We need to begin to discuss and have dialogues about the rise in drugs and drinking. We are afraid to even speak the words in our centers, while the youth who we so assertively complain about not being in the center on a Friday night are out in clubs drinking and doing drugs. Why are they doing these things?

This is the question we need to ask. Why are Muslims students, who are a part of this beautiful religion, so unhappy? Don’t they know how much Allah loves them? Or are they unaware? Have they ever been told? Are they told regularly?

Don’t they have trust in Allah’s decisions for their lives? Have they been trained to think that way? Or have we put in more efforts in other arenas of Islamic awareness?

Once we accept these problems, we can build upon solving them. The more time we spend making our children “masjid-goers” who come, attend, eat, pray, socialize, and go home, the less time we spend in having dialogue within our communities, the less time mothers are talking to other mothers about how they have sons and daughters who are emotionally depressed, the less time fathers are discussing with other parents about how they have no relationship with their daughters, the less time families are sharing with other families about positive things they do at home to help the atmosphere be healthy and happy, and the less time siblings are discussing with other siblings in other families about how they hate when their younger siblings “annoy” them. Instead, these issues are “shameful” and taboo and not talked about, resulting in more and more parents getting depressed when they eventually cannot take the instability of their child’s behavior and thinking, or when they eventually find out what their kid has been up to.

Think of the last time your community held an awareness program about something other than political issues or natural disaster relief. I am in no way putting them down, but isn’t Islam all about moderation? We cannot turn a blind-eye to everyday problems which, if solved, will be the foundation to a strong and stable society or community. Why do we think that if we drown our kids in “Qur’anic memorization” quizzes and prizes that they will automatically be wonderful spouses? What guarantees that will make them love to pray? Sure, incentive is a wonderful thing, but do we really think that is enough?

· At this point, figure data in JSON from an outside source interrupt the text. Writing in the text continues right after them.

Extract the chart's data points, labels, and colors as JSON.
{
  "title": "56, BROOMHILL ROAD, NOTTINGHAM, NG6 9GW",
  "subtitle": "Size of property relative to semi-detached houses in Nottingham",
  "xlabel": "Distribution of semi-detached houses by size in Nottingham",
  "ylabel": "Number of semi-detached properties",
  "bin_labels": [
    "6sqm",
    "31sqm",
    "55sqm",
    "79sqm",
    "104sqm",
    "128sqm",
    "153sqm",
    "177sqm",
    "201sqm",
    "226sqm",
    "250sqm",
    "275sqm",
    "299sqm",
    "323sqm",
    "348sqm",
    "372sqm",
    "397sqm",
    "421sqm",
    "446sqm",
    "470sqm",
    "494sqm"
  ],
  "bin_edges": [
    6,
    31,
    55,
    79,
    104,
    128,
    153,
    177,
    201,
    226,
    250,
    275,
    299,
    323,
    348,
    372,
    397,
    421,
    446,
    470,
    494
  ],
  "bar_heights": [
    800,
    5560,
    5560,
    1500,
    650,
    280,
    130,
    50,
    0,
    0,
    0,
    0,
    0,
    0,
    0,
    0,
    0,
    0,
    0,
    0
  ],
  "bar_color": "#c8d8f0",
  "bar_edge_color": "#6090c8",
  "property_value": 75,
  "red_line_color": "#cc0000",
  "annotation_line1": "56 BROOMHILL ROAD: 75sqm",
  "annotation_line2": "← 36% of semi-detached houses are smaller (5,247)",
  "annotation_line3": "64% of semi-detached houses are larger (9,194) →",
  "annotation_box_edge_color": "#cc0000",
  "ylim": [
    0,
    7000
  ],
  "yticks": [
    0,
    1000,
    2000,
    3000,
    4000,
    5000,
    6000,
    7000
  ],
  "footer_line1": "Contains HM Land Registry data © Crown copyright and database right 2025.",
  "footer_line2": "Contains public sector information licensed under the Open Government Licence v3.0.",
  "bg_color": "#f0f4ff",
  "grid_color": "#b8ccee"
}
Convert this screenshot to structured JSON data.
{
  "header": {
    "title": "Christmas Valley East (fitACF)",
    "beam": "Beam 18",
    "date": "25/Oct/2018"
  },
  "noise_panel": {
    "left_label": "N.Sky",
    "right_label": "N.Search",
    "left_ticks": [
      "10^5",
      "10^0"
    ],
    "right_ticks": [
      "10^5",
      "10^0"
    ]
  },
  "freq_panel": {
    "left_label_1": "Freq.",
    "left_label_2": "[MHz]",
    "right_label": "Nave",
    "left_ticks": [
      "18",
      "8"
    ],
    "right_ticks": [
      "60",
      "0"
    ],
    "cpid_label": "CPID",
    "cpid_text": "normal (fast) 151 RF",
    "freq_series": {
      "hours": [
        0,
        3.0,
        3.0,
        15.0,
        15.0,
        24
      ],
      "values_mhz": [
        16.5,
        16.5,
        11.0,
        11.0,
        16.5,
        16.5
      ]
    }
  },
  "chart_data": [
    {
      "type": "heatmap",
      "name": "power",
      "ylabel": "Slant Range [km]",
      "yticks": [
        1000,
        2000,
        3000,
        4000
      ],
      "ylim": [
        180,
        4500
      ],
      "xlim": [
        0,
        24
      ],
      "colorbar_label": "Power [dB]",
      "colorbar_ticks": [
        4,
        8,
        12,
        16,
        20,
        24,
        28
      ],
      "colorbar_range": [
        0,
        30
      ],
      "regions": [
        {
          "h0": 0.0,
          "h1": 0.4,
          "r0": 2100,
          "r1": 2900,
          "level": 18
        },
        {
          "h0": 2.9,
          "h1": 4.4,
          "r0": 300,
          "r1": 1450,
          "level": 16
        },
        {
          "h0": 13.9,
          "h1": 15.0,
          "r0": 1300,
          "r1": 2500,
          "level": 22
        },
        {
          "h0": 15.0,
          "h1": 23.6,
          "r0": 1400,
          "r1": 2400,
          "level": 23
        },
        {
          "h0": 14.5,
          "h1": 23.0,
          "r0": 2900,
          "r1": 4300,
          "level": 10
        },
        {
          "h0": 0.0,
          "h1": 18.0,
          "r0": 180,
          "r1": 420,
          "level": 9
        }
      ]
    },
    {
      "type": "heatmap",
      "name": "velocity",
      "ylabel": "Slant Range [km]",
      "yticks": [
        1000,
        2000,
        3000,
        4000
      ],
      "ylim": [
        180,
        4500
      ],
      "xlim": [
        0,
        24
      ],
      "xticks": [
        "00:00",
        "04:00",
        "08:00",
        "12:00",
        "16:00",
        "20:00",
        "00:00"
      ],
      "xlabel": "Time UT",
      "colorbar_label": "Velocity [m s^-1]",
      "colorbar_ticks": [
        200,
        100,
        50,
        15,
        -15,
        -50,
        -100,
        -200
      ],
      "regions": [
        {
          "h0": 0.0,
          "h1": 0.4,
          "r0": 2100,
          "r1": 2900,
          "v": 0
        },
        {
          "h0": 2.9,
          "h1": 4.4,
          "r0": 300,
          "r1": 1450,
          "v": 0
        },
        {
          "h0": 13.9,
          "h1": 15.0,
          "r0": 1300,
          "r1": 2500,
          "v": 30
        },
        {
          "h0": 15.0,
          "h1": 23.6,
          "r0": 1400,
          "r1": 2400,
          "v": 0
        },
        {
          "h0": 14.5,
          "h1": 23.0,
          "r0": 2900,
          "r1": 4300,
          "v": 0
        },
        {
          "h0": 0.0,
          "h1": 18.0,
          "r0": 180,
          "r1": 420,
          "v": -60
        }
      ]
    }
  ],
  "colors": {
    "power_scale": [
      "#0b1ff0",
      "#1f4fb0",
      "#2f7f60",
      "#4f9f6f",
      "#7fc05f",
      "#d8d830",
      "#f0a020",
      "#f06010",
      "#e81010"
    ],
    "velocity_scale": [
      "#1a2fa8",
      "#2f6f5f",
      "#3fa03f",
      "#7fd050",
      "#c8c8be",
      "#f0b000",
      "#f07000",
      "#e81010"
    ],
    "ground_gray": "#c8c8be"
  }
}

Divorce happens. Depression happens. Domestic violence happens. These are all real things that have happened, are still happening, and need to be stopped. The effects are taking a toll on our younger generations, and when they are not getting the advice, guidance, and help they need, it is affecting their future years, the direction of their life goals, and their perspective on life.

The book Ahl-ul-Bayt, Ethical Role Models states: “Individuals are the bricks of society, whose happiness is achieved when they are pleased and granted their social rights. In the same way, social depression occurs when they are depressed and deprived of their rights…”

We need to make sure we are not oppressing the rights of any members of our societies. When we know these problems exist, we must come together and have a plan of action to make sure that our future will be in the hands of stable, passionate, and God-trusting individuals. If our future leaders are already broken individuals with low self-esteem, no confidence, and no goals or directions in life, we need to be providing the map and the keys to building it all up.

It is about time our “community centers” step up to the challenge of providing an outlet and a platform for solving the real social and family issues of our communities. If we are not doing step one, which is to at least bring awareness to parents and families, then we are not following in the footsteps of our dear Holy Prophet and Ahlul Bayt (peace be upon them) who provided complete solutions for the economic, political, and social problems of our lives. Sure, they were exemplary individuals who were infallible, but at the end of the day, they were still mothers, fathers, children, relatives, government leaders, teachers, business owners, and students.

We have the facilities. We have the talent. We have microphone systems, food, and people. We definitely have the problems. What is our excuse?